What the Brookhaven Laboratory researchers wanted to do was to find a different way to create and sustain this process within the fuel cell. They found that by using a metal support coated with either gold or copper nanoparticles, they could achieve transformation without the cumbersome and difficult task of directly applying water to the cell while it functioned.

They were even able to maximize catalytic efficiency further by using tiny nanoparticles less than 4 nanometers wide and applying them to a support base made of a metal called cerium oxide, otherwise known as ceria.

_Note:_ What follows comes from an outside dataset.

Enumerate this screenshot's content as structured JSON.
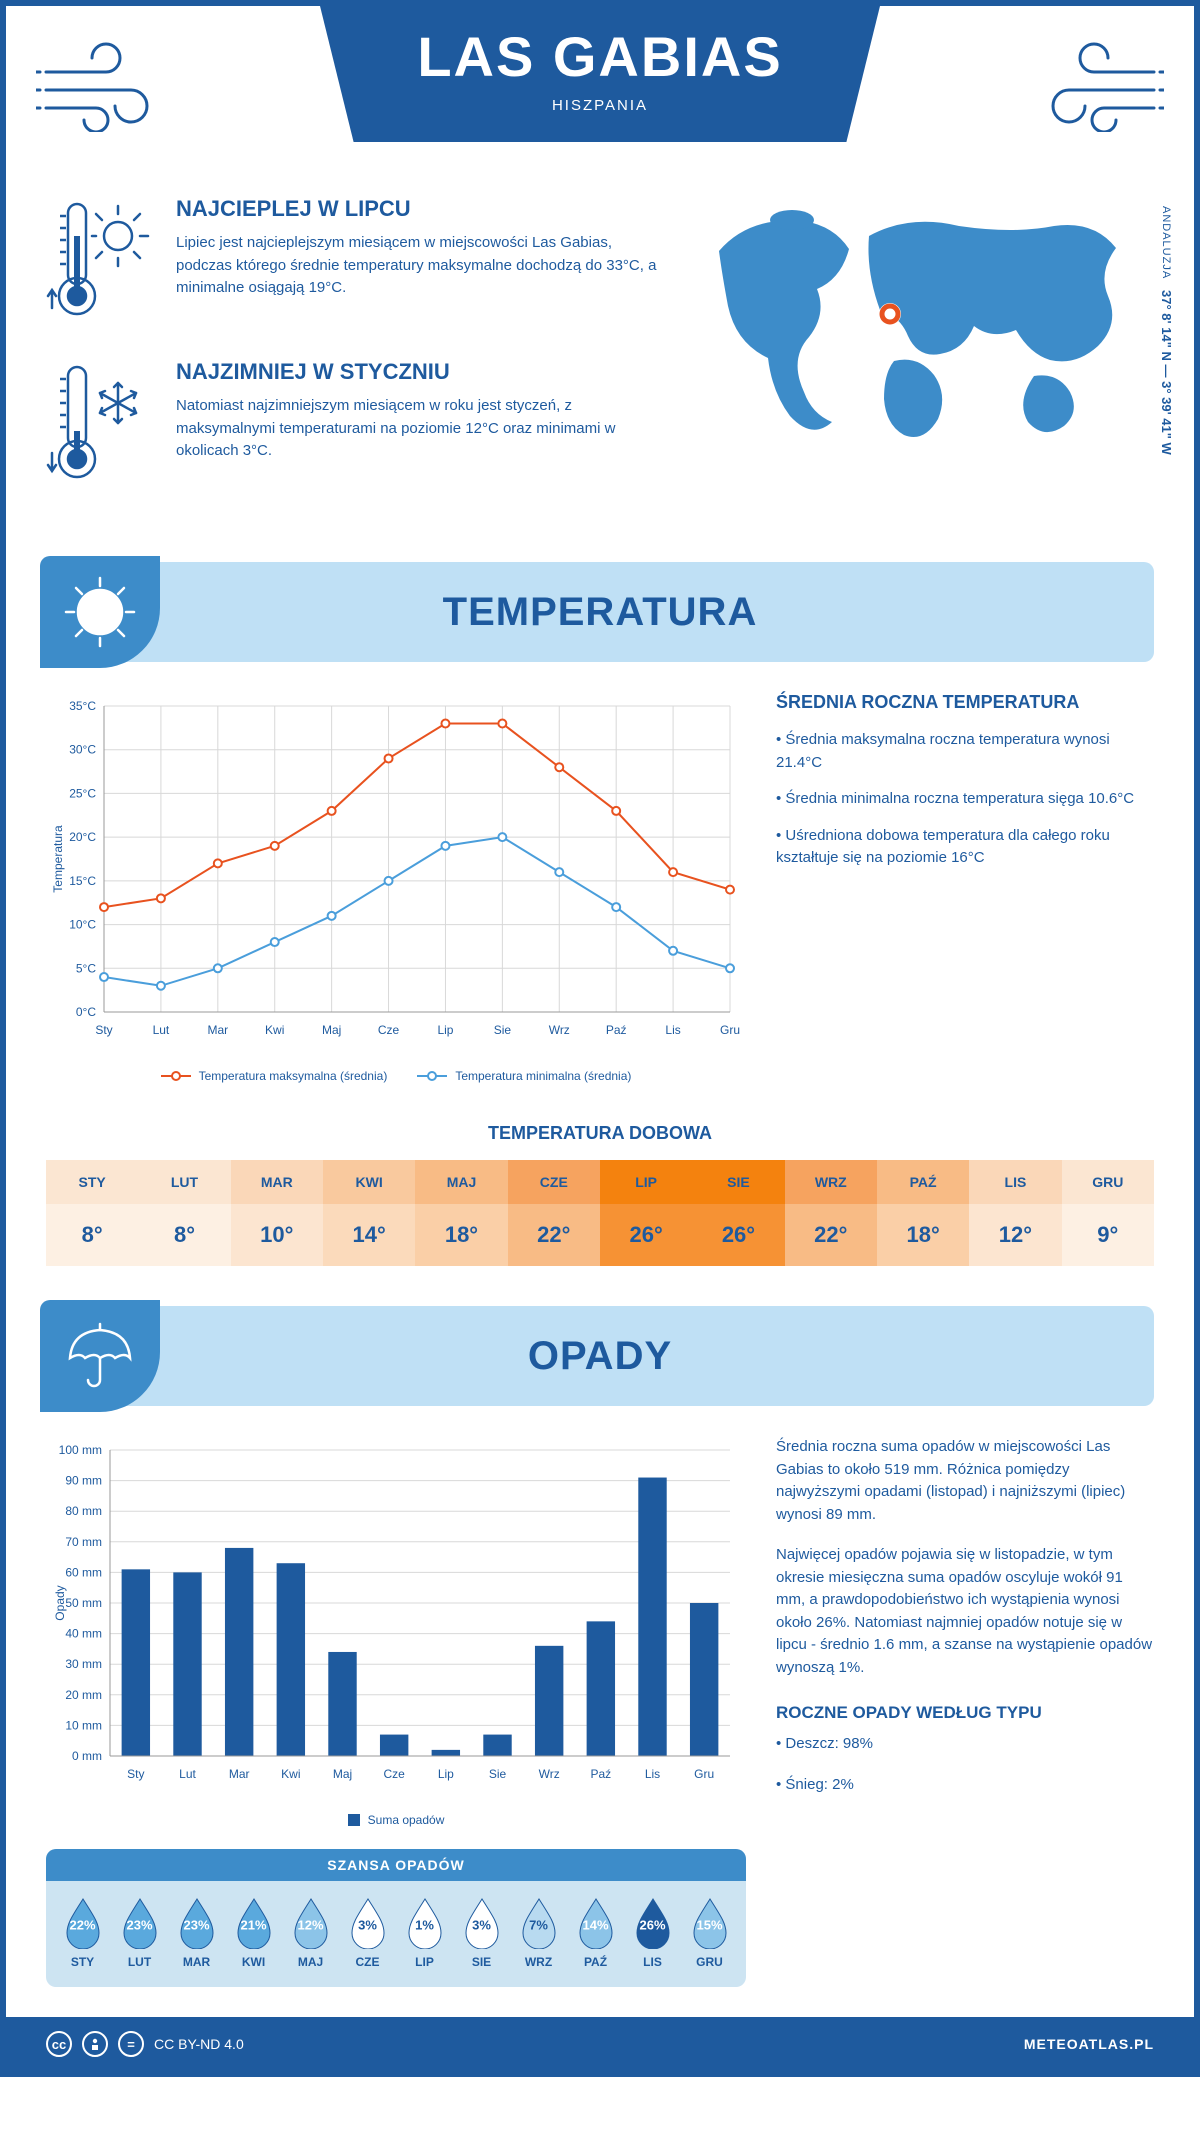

As it turns out, copper nanoparticles react wonderfully with ceria and can achieve even higher levels of catalytic activity in this process. Gold was traditionally used because its reliable tendency for reactivity made it a solid choice, but despite the well-documented effects of gold nanoparticles, researchers were put off by its large price tag.

It took quite a bit of experimentation and the Brookhaven Laboratory scientists ran through a number of methods (spectroscopy, x-ray diffraction, absorption) before finally hitting on the thing that worked: nanotechnology. Copper performs at nearly the same level as gold and is much more cost-effective.